Публика с шумом и возгласами хлынула внутрь залы заседаний, перескакивая через барьеры, и окружила скамью подсудимой и место защитника. Ласковые слова сыпались на Засулич; присяжных поздравляли; Александров не успевал отвечать на рукопожатия, и едва спустился с лестницы, как был подхвачен на руки и с криками торжества пронесен до самой Литейной. Зала опустела.
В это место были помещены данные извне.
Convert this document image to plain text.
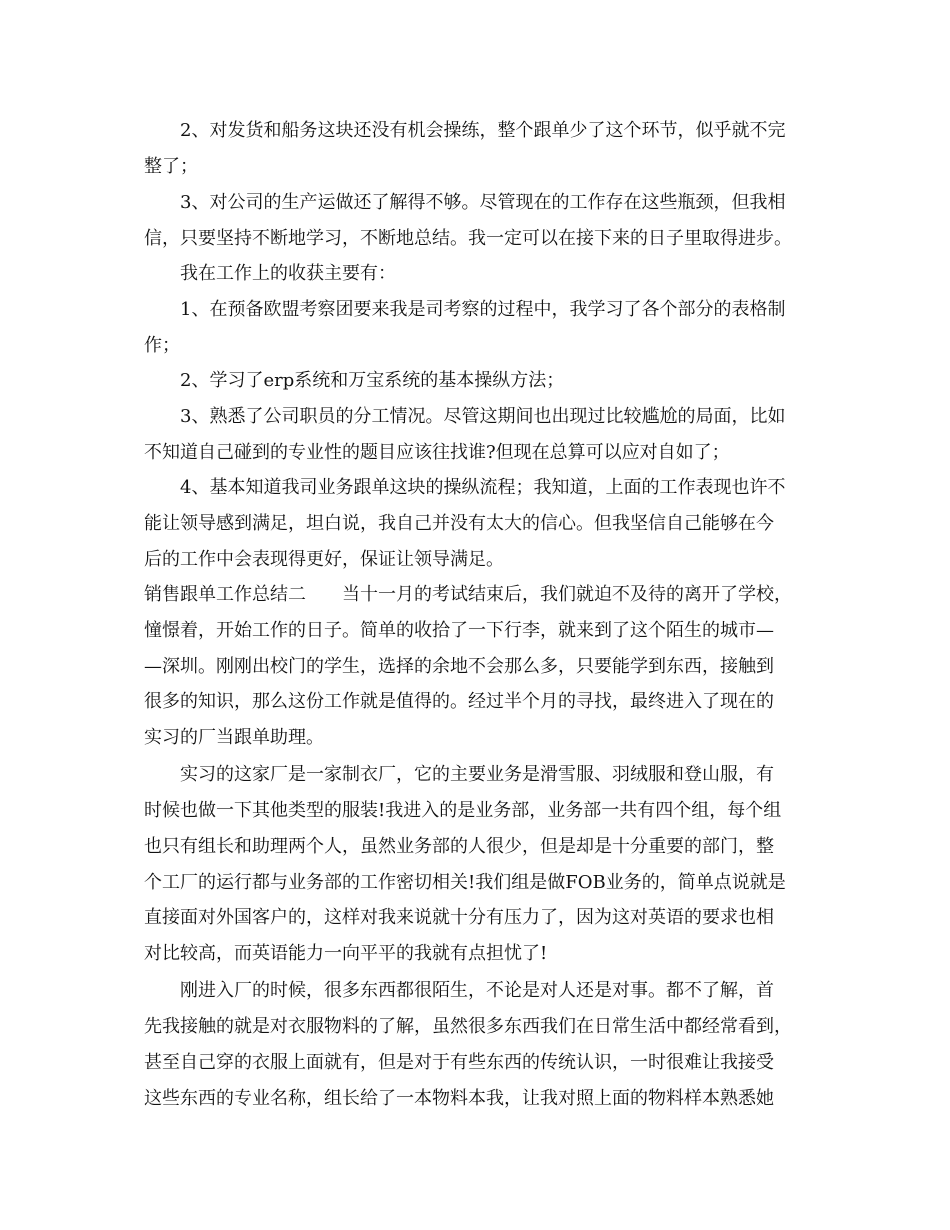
2、对发货和船务这块还没有机会操练，整个跟单少了这个环节，似乎就不完
整了；
3、对公司的生产运做还了解得不够。尽管现在的工作存在这些瓶颈，但我相
信，只要坚持不断地学习，不断地总结。我一定可以在接下来的日子里取得进步。
我在工作上的收获主要有：
1、在预备欧盟考察团要来我是司考察的过程中，我学习了各个部分的表格制
作；
2、学习了erp系统和万宝系统的基本操纵方法；
3、熟悉了公司职员的分工情况。尽管这期间也出现过比较尴尬的局面，比如
不知道自己碰到的专业性的题目应该往找谁?但现在总算可以应对自如了；
4、基本知道我司业务跟单这块的操纵流程；我知道，上面的工作表现也许不
能让领导感到满足，坦白说，我自己并没有太大的信心。但我坚信自己能够在今
后的工作中会表现得更好，保证让领导满足。
销售跟单工作总结二　　当十一月的考试结束后，我们就迫不及待的离开了学校，
憧憬着，开始工作的日子。简单的收拾了一下行李，就来到了这个陌生的城市—
—深圳。刚刚出校门的学生，选择的余地不会那么多，只要能学到东西，接触到
很多的知识，那么这份工作就是值得的。经过半个月的寻找，最终进入了现在的
实习的厂当跟单助理。
实习的这家厂是一家制衣厂，它的主要业务是滑雪服、羽绒服和登山服，有
时候也做一下其他类型的服装!我进入的是业务部，业务部一共有四个组，每个组
也只有组长和助理两个人，虽然业务部的人很少，但是却是十分重要的部门，整
个工厂的运行都与业务部的工作密切相关!我们组是做FOB业务的，简单点说就是
直接面对外国客户的，这样对我来说就十分有压力了，因为这对英语的要求也相
对比较高，而英语能力一向平平的我就有点担忧了!
刚进入厂的时候，很多东西都很陌生，不论是对人还是对事。都不了解，首
先我接触的就是对衣服物料的了解，虽然很多东西我们在日常生活中都经常看到，
甚至自己穿的衣服上面就有，但是对于有些东西的传统认识，一时很难让我接受
这些东西的专业名称，组长给了一本物料本我，让我对照上面的物料样本熟悉她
Проходя к себе, взволнованный и смущенный всем происшедшим, я увидел, что с угла Литейной на Шпалерную скорым шагом, в шинелях внакидку, входит команда жандармов, человек в тридцать. Она потеснила толпу, которая все больше и больше волновалась, ближе к дому предварительного заключения. «Из ворот этого дома, в самую пасть этой толпы выйдет Засулич, — подумал я, — будет встречена шумным восторгом, подхвачена на руки, несена с триумфом, а жандармы, конечно, вызваны, чтобы «тащить» и «не пущать», — и произойдет столкновение, быть может, кровавое. Всего этого можно было избежать, осуществив освобождение Засулич, не выпуская ее на Шпалерную. Для этого ее можно было привести, по соединительному ходу назад, в суд, и выпустить через обыкновенно запертые ворота на Захарьевскую, объявив затем толпе, что она уже уехала. Но сделать такое распоряжение по дому предварительного заключения могла одна лишь местная прокуратура. На вопрос: «Где прокурор суда и прокурор палаты? — мне отвечали, что оба «изволили уехать к министру», оставив здание судебных установлений, в котором Лопухин, в качестве инспектора, был блюстителем порядка, с шумящею публикою внутри и с грозно разраставшеюся толпою снаружи… Предчувствуя неминуемое столкновение молодежи с полициею и уличные беспорядки, я решился прибегнуть к единственному доступному мне средству и пригласил к себе полицеймейстера Дворжицкого. Трепов, возложив на него, за полгода перед тем сечение Боголюбова, поручил ему же управление чинами полиции, командированными в суд.